苔取り

 古くなった果樹の幹は、樹皮の入れ替わりが遅くなることで苔が繁殖します。繁殖した緑の苔は、主にそぎ落とす等の方法により除去します。苔の除去作業は必須の作業ではなく、放置しても大きな問題となることはあまりありません。しかし、基本的に苔は除去することをおすすめしています。
・繁殖した苔の実害
 苔の繁殖が果樹に繁殖しても、直ちに発生するような直接の害はありません。しかし、放置することで苔や苔に含まれる水分等により少なからず弊害が発生します。

・苔を取る理由
 果樹の苔を取る。取らないは、基本的に栽培者の考え方です。

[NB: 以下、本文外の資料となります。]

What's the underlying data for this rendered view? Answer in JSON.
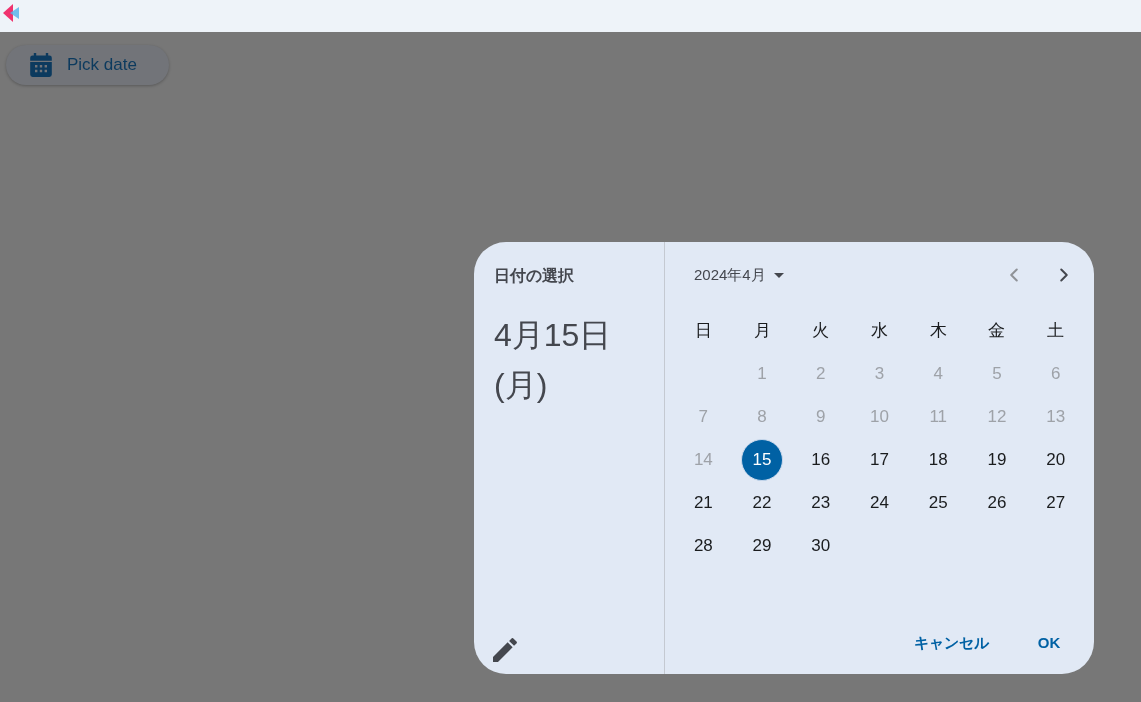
{
  "pick_date_button": {
    "label": "Pick date"
  },
  "date_picker": {
    "title": "日付の選択",
    "headline": "4月15日(月)",
    "month_label": "2024年4月",
    "previous_month": {
      "disabled": true
    },
    "next_month": {
      "disabled": false
    },
    "weekdays": [
      "日",
      "月",
      "火",
      "水",
      "木",
      "金",
      "土"
    ],
    "weeks": [
      {
        "days": [
          {
            "kind": "empty"
          },
          {
            "kind": "day",
            "label": "1",
            "disabled": true,
            "selected": false,
            "today": false
          },
          {
            "kind": "day",
            "label": "2",
            "disabled": true,
            "selected": false,
            "today": false
          },
          {
            "kind": "day",
            "label": "3",
            "disabled": true,
            "selected": false,
            "today": false
          },
          {
            "kind": "day",
            "label": "4",
            "disabled": true,
            "selected": false,
            "today": false
          },
          {
            "kind": "day",
            "label": "5",
            "disabled": true,
            "selected": false,
            "today": false
          },
          {
            "kind": "day",
            "label": "6",
            "disabled": true,
            "selected": false,
            "today": false
          }
        ]
      },
      {
        "days": [
          {
            "kind": "day",
            "label": "7",
            "disabled": true,
            "selected": false,
            "today": false
          },
          {
            "kind": "day",
            "label": "8",
            "disabled": true,
            "selected": false,
            "today": false
          },
          {
            "kind": "day",
            "label": "9",
            "disabled": true,
            "selected": false,
            "today": false
          },
          {
            "kind": "day",
            "label": "10",
            "disabled": true,
            "selected": false,
            "today": false
          },
          {
            "kind": "day",
            "label": "11",
            "disabled": true,
            "selected": false,
            "today": false
          },
          {
            "kind": "day",
            "label": "12",
            "disabled": true,
            "selected": false,
            "today": false
          },
          {
            "kind": "day",
            "label": "13",
            "disabled": true,
            "selected": false,
            "today": false
          }
        ]
      },
      {
        "days": [
          {
            "kind": "day",
            "label": "14",
            "disabled": true,
            "selected": false,
            "today": false
          },
          {
            "kind": "day",
            "label": "15",
            "disabled": false,
            "selected": true,
            "today": true
          },
          {
            "kind": "day",
            "label": "16",
            "disabled": false,
            "selected": false,
            "today": false
          },
          {
            "kind": "day",
            "label": "17",
            "disabled": false,
            "selected": false,
            "today": false
          },
          {
            "kind": "day",
            "label": "18",
            "disabled": false,
            "selected": false,
            "today": false
          },
          {
            "kind": "day",
            "label": "19",
            "disabled": false,
            "selected": false,
            "today": false
          },
          {
            "kind": "day",
            "label": "20",
            "disabled": false,
            "selected": false,
            "today": false
          }
        ]
      },
      {
        "days": [
          {
            "kind": "day",
            "label": "21",
            "disabled": false,
            "selected": false,
            "today": false
          },
          {
            "kind": "day",
            "label": "22",
            "disabled": false,
            "selected": false,
            "today": false
          },
          {
            "kind": "day",
            "label": "23",
            "disabled": false,
            "selected": false,
            "today": false
          },
          {
            "kind": "day",
            "label": "24",
            "disabled": false,
            "selected": false,
            "today": false
          },
          {
            "kind": "day",
            "label": "25",
            "disabled": false,
            "selected": false,
            "today": false
          },
          {
            "kind": "day",
            "label": "26",
            "disabled": false,
            "selected": false,
            "today": false
          },
          {
            "kind": "day",
            "label": "27",
            "disabled": false,
            "selected": false,
            "today": false
          }
        ]
      },
      {
        "days": [
          {
            "kind": "day",
            "label": "28",
            "disabled": false,
            "selected": false,
            "today": false
          },
          {
            "kind": "day",
            "label": "29",
            "disabled": false,
            "selected": false,
            "today": false
          },
          {
            "kind": "day",
            "label": "30",
            "disabled": false,
            "selected": false,
            "today": false
          }
        ]
      }
    ],
    "actions": [
      {
        "label": "キャンセル"
      },
      {
        "label": "OK"
      }
    ]
  }
}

管理人の苔を除去する理由としては、
① 気になるから・・・
 気になるものしょうがない。
② 幹の病害虫の発見が遅れる。
 カミキリムシの侵食が、表皮に繁殖する苔により確認がおくれ、発見時には深刻な被害になっている場合がある。
③ 表皮の腐食が早まる
 腐食した部分に苔が繁殖することで、保湿がなされ、健全な部分の腐食を促す。

・苔を取る方法
 方法として、鎌などで削ぎ落とすだけです。表面のみを削ぎ落とし、幹には傷をつけないので薬剤等の後処理は行いません。
 酢や化成肥料の硫安を水に溶かして霧吹きでかけると枯らすことも出来ます。
 この他、 農地等では使用できません(農薬ではない)が、レインボー薬品「こけとーるシャワー・スプレー」を使用すると土壌の表面等のこけを纏めて枯らせることができます。

・苔が繁殖する原因
 ・老木化や病気などにより樹勢の低下等により、樹木の樹皮の入れ替わりが遅くなった。
 ・樹木の付近に原因となる苔が繁殖し、胞子等が多く飛散している。
 ・多湿や日当たりが悪い等、苔の生育に適した環境にある。 など。
 コケの再付着を予防するためには、可能であれば原因の除去又は改善させるすることが必要です。

果樹棚の支柱追加

果樹の苔写真 苔の生えあ幹
 果樹の幹の根元から、苔が繁殖し表皮を覆っています。
苔を取る画像 苔の除去
 苔を削ぎ落とすようにして、苔の除去を行います。
苔を取った果樹写真 苔の除去完了
 苔が若干残っていますが、幹に傷をつけないよう、程々で作業を終了します。